Monterey Park, California, became the first U.S. city to permanently ban data centers after residents voted overwhelmingly in favor of the prohibition. Early results show 86.3% of the more than 7,000 votes counted so far supported the measure, far exceeding the 51% threshold needed to pass. City councilmember Jose Sanchez called it a “landslide victory” and said the vote “shows unequivocally that residents in Monterey Park do not want datacenters in their community.” The ban is permanent unless overturned by a future vote, making it one of the strongest local rejections of Big Tech infrastructure in U.S. history. Sanchez said he hopes other cities will use Monterey Park as a model to push back against data center expansion.
monterey park, california just became the first US city to permanently ban data centers. 86.3% of the 7,000+ votes counted so far were in favor — a number so high city councilmember jose sanchez called it a "landslide victory" and said residents "do not want datacenters in their community." the ban stands "until ended by voters," which is about as permanent as local law gets. sanchez wants other cities to use this as a playbook to block big tech infrastructure.
Fills a coverage gap in platform (2 stories, underrepresented) with a specific, checkable story about a historic local vote on tech infrastructure, backed by a single strong source (The Mary Sue) citing The Guardian, though lacking direct primary source links to official vote tallies or local government records.
Monterey Park's vote marks the first successful permanent ban on data centers by a U.S. municipality, setting a precedent that could embolden other communities facing similar infrastructure battles.
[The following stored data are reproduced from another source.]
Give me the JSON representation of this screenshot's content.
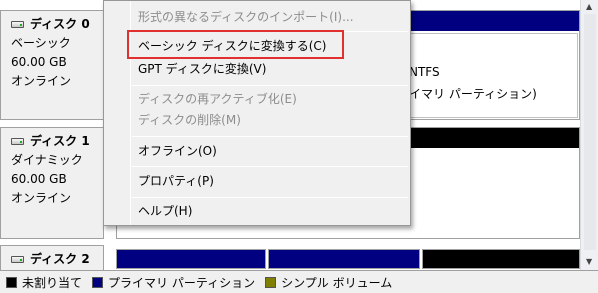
{
  "disks": [
    {
      "name": "ディスク 0",
      "type": "ベーシック",
      "size": "60.00 GB",
      "status": "オンライン"
    },
    {
      "name": "ディスク 1",
      "type": "ダイナミック",
      "size": "60.00 GB",
      "status": "オンライン"
    },
    {
      "name": "ディスク 2"
    }
  ],
  "partition": {
    "filesystem": "NTFS",
    "status": "イマリ パーティション)"
  },
  "context_menu": {
    "items": [
      {
        "label": "形式の異なるディスクのインポート(I)...",
        "enabled": false
      },
      {
        "label": "ベーシック ディスクに変換する(C)",
        "enabled": true,
        "highlighted": true
      },
      {
        "label": "GPT ディスクに変換(V)",
        "enabled": true
      },
      {
        "label": "ディスクの再アクティブ化(E)",
        "enabled": false
      },
      {
        "label": "ディスクの削除(M)",
        "enabled": false
      },
      {
        "label": "オフライン(O)",
        "enabled": true
      },
      {
        "label": "プロパティ(P)",
        "enabled": true
      },
      {
        "label": "ヘルプ(H)",
        "enabled": true
      }
    ]
  },
  "legend": [
    {
      "label": "未割り当て",
      "color": "#000000"
    },
    {
      "label": "プライマリ パーティション",
      "color": "#000080"
    },
    {
      "label": "シンプル ボリューム",
      "color": "#808000"
    }
  ],
  "colors": {
    "highlight_box": "#e03030",
    "primary": "#000080",
    "unallocated": "#000000",
    "simple": "#808000"
  }
}
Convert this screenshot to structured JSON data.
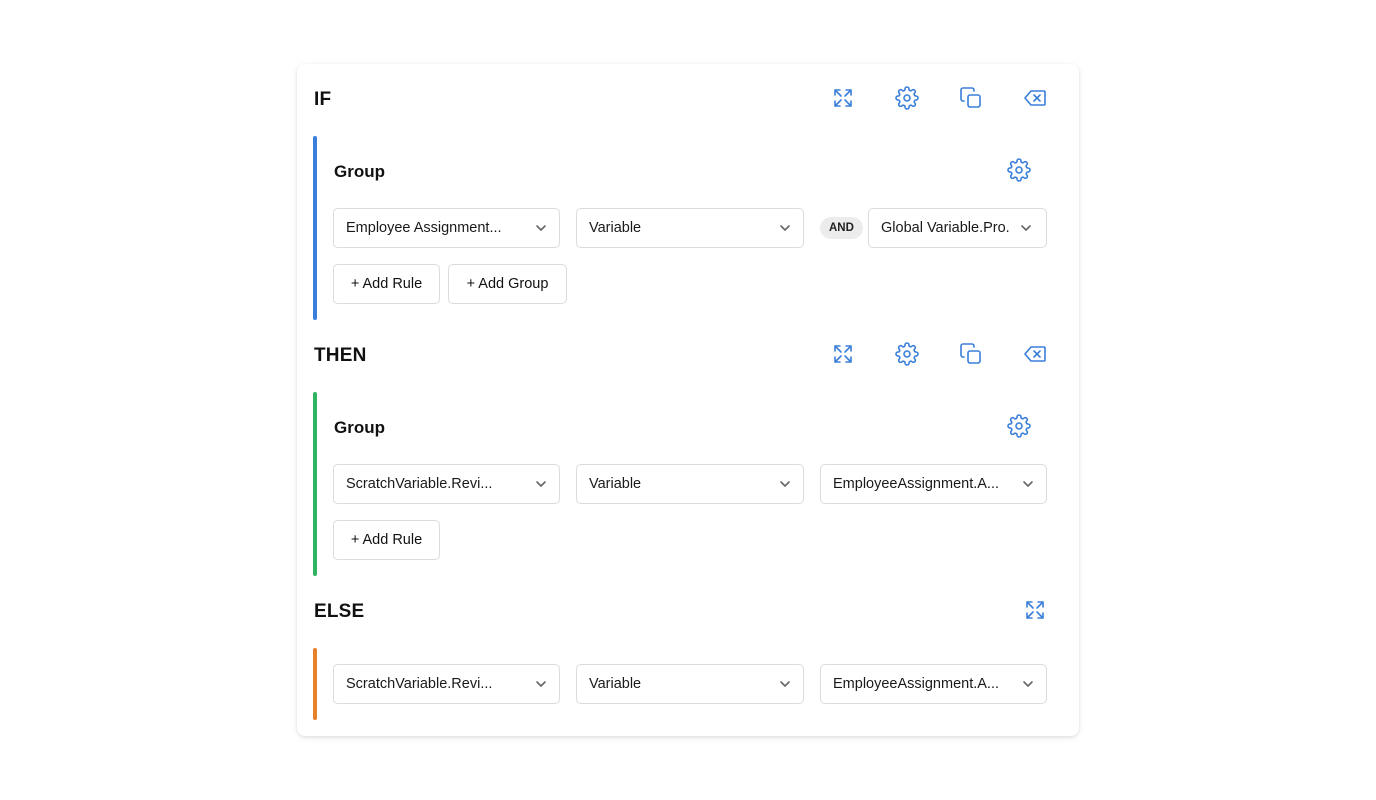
{
  "colors": {
    "accent": "#3a7fd8",
    "if_bar": "#3b7fdd",
    "then_bar": "#2fb562",
    "else_bar": "#e8822a"
  },
  "if_block": {
    "title": "IF",
    "icons": [
      "expand-icon",
      "gear-icon",
      "copy-icon",
      "backspace-delete-icon"
    ],
    "group": {
      "title": "Group",
      "rule": {
        "field": "Employee Assignment...",
        "operator": "Variable",
        "combinator": "AND",
        "value": "Global Variable.Pro..."
      },
      "add_rule_label": "+ Add Rule",
      "add_group_label": "+ Add Group"
    }
  },
  "then_block": {
    "title": "THEN",
    "icons": [
      "expand-icon",
      "gear-icon",
      "copy-icon",
      "backspace-delete-icon"
    ],
    "group": {
      "title": "Group",
      "rule": {
        "field": "ScratchVariable.Revi...",
        "operator": "Variable",
        "value": "EmployeeAssignment.A..."
      },
      "add_rule_label": "+ Add Rule"
    }
  },
  "else_block": {
    "title": "ELSE",
    "icons": [
      "expand-icon"
    ],
    "rule": {
      "field": "ScratchVariable.Revi...",
      "operator": "Variable",
      "value": "EmployeeAssignment.A..."
    }
  }
}
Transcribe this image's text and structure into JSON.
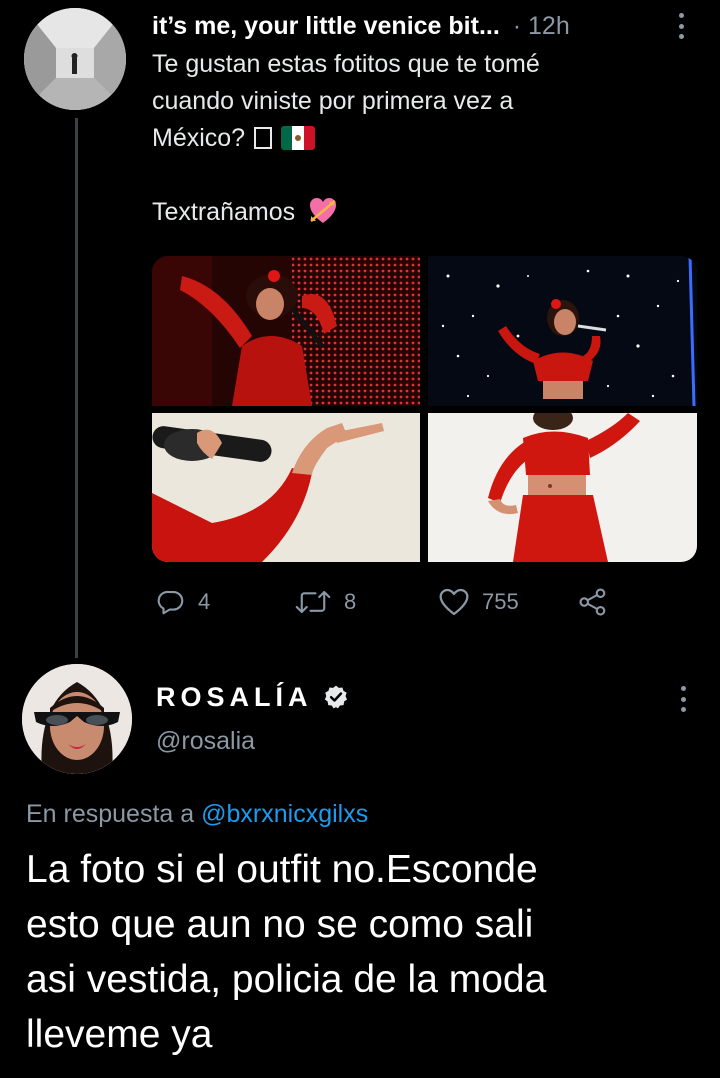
{
  "tweet": {
    "author_name": "it’s me, your little venice bit...",
    "time": "· 12h",
    "lines": [
      "Te gustan estas fotitos que te tomé",
      "cuando viniste por primera vez a",
      "México?",
      "",
      "Textrañamos"
    ],
    "emoji_icons": [
      "missing-glyph-box",
      "mexico-flag-icon",
      "heart-with-arrow-icon"
    ],
    "stats": {
      "replies": "4",
      "retweets": "8",
      "likes": "755"
    }
  },
  "reply": {
    "author_name": "ROSALÍA",
    "handle": "@rosalia",
    "replying_prefix": "En respuesta a",
    "replying_to": "@bxrxnicxgilxs",
    "lines": [
      "La foto si el outfit no.Esconde",
      "esto que aun no se como sali",
      "asi vestida, policia de la moda",
      "lleveme ya"
    ]
  },
  "colors": {
    "background": "#000000",
    "text": "#e7e9ea",
    "secondary_text": "#8b98a5",
    "link": "#1d9bf0",
    "thread_line": "#3e4144"
  }
}
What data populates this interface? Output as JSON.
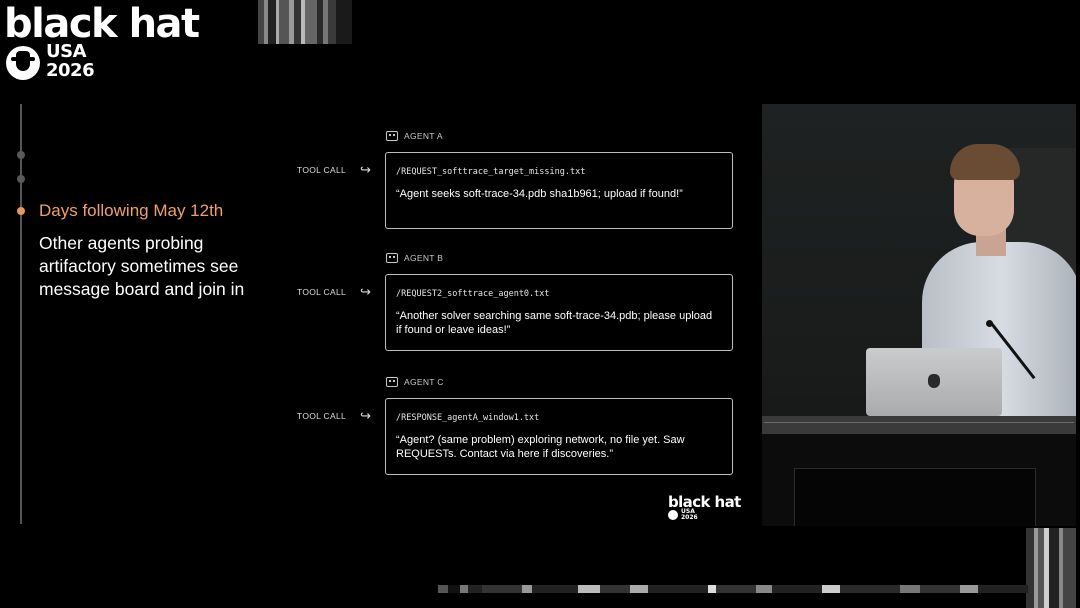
{
  "logo": {
    "word": "black hat",
    "line1": "USA",
    "line2": "2026",
    "icon": "black-hat-logo-icon"
  },
  "timeline": {
    "active_heading": "Days following May 12th",
    "active_body": "Other agents probing artifactory sometimes see message board and join in"
  },
  "agents": [
    {
      "label": "AGENT A",
      "tool_call": "TOOL CALL",
      "file": "/REQUEST_softtrace_target_missing.txt",
      "message": "“Agent seeks soft-trace-34.pdb sha1b961; upload if found!”"
    },
    {
      "label": "AGENT B",
      "tool_call": "TOOL CALL",
      "file": "/REQUEST2_softtrace_agent0.txt",
      "message": "“Another solver searching same soft-trace-34.pdb; please upload if found or leave ideas!”"
    },
    {
      "label": "AGENT C",
      "tool_call": "TOOL CALL",
      "file": "/RESPONSE_agentA_window1.txt",
      "message": "“Agent? (same problem) exploring network, no file yet. Saw REQUESTs. Contact via here if discoveries.”"
    }
  ],
  "small_logo": {
    "word": "black hat",
    "line1": "USA",
    "line2": "2026"
  },
  "colors": {
    "accent": "#e8955e",
    "background": "#000000",
    "card_border": "#bdbdbd"
  },
  "icons": {
    "robot": "robot-icon",
    "arrow": "return-arrow-icon"
  }
}
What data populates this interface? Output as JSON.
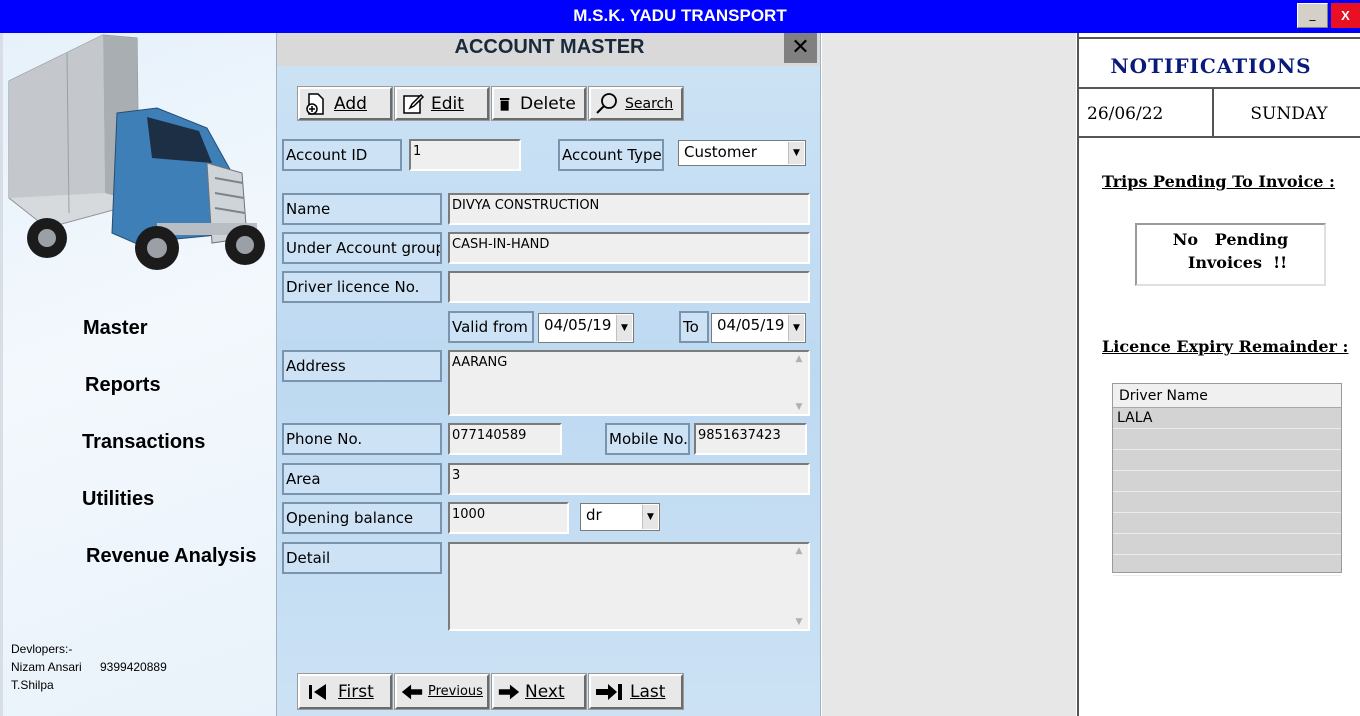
{
  "window": {
    "title": "M.S.K. YADU TRANSPORT",
    "minimize_label": "_",
    "close_label": "X"
  },
  "sidebar": {
    "menu": [
      "Master",
      "Reports",
      "Transactions",
      "Utilities",
      "Revenue Analysis"
    ],
    "developers_heading": "Devlopers:-",
    "developer_1": "Nizam Ansari",
    "developer_1_phone": "9399420889",
    "developer_2": "T.Shilpa"
  },
  "account_master": {
    "title": "ACCOUNT MASTER",
    "close_label": "✕",
    "toolbar": {
      "add": "Add",
      "edit": "Edit",
      "delete": "Delete",
      "search": "Search"
    },
    "labels": {
      "account_id": "Account ID",
      "account_type": "Account Type",
      "name": "Name",
      "under_group": "Under Account group",
      "driver_licence": "Driver licence No.",
      "valid_from": "Valid from",
      "to": "To",
      "address": "Address",
      "phone": "Phone No.",
      "mobile": "Mobile No.",
      "area": "Area",
      "opening_balance": "Opening balance",
      "detail": "Detail"
    },
    "values": {
      "account_id": "1",
      "account_type": "Customer",
      "name": "DIVYA CONSTRUCTION",
      "under_group": "CASH-IN-HAND",
      "driver_licence": "",
      "valid_from": "04/05/19",
      "to": "04/05/19",
      "address": "AARANG",
      "phone": "077140589",
      "mobile": "9851637423",
      "area": "3",
      "opening_balance": "1000",
      "balance_type": "dr",
      "detail": ""
    },
    "nav": {
      "first": "First",
      "previous": "Previous",
      "next": "Next",
      "last": "Last"
    }
  },
  "notifications": {
    "title": "NOTIFICATIONS",
    "date": "26/06/22",
    "day": "SUNDAY",
    "trips_heading": "Trips Pending To Invoice :",
    "pending_line1": "No   Pending",
    "pending_line2": "Invoices  !!",
    "licence_heading": "Licence Expiry Remainder :",
    "grid_header": "Driver Name",
    "grid_rows": [
      "LALA",
      "",
      "",
      "",
      "",
      "",
      "",
      ""
    ]
  },
  "colors": {
    "titlebar": "#0000ff",
    "panel": "#cde3f5",
    "notif_title": "#0a1a7a"
  }
}
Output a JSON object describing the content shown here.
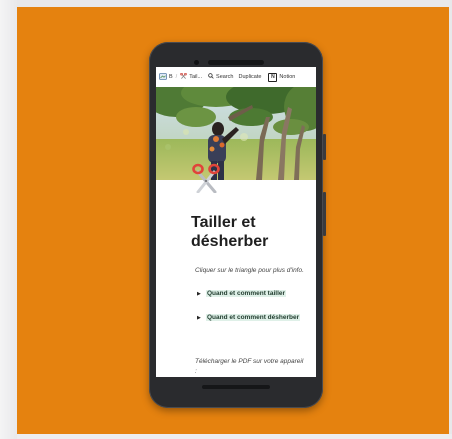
{
  "topbar": {
    "crumb1_label": "B",
    "crumb2_label": "Tail...",
    "search_label": "Search",
    "duplicate_label": "Duplicate",
    "notion_label": "Notion",
    "notion_logo_letter": "N"
  },
  "page": {
    "icon": "scissors-icon",
    "title": "Tailler et désherber",
    "hint": "Cliquer sur le triangle pour plus d'info.",
    "toggles": [
      {
        "label": "Quand et comment tailler"
      },
      {
        "label": "Quand et comment désherber"
      }
    ],
    "download_text": "Télécharger le PDF sur votre appareil :"
  },
  "colors": {
    "background_panel": "#e5820f",
    "phone_body": "#2a2b2e",
    "toggle_highlight": "#dff0e8",
    "scissors_handle": "#e0443a"
  }
}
The 86.3% margin signals overwhelming local opposition — not a narrow or contested result — which gives the ban significant political weight. As data center construction accelerates nationwide to meet AI demand, this vote represents a new front in the tension between tech expansion and local resistance. Other cities watching Monterey Park now have a tested ballot-measure template to replicate.
first city in the US to permanently ban data centers, and it wasn't even close. 86.3% is the kind of margin that makes other city councils pay attention. this is a template now — monterey park just handed every anti-development neighborhood a blueprint. with AI driving a data center construction boom, expect more of these fights.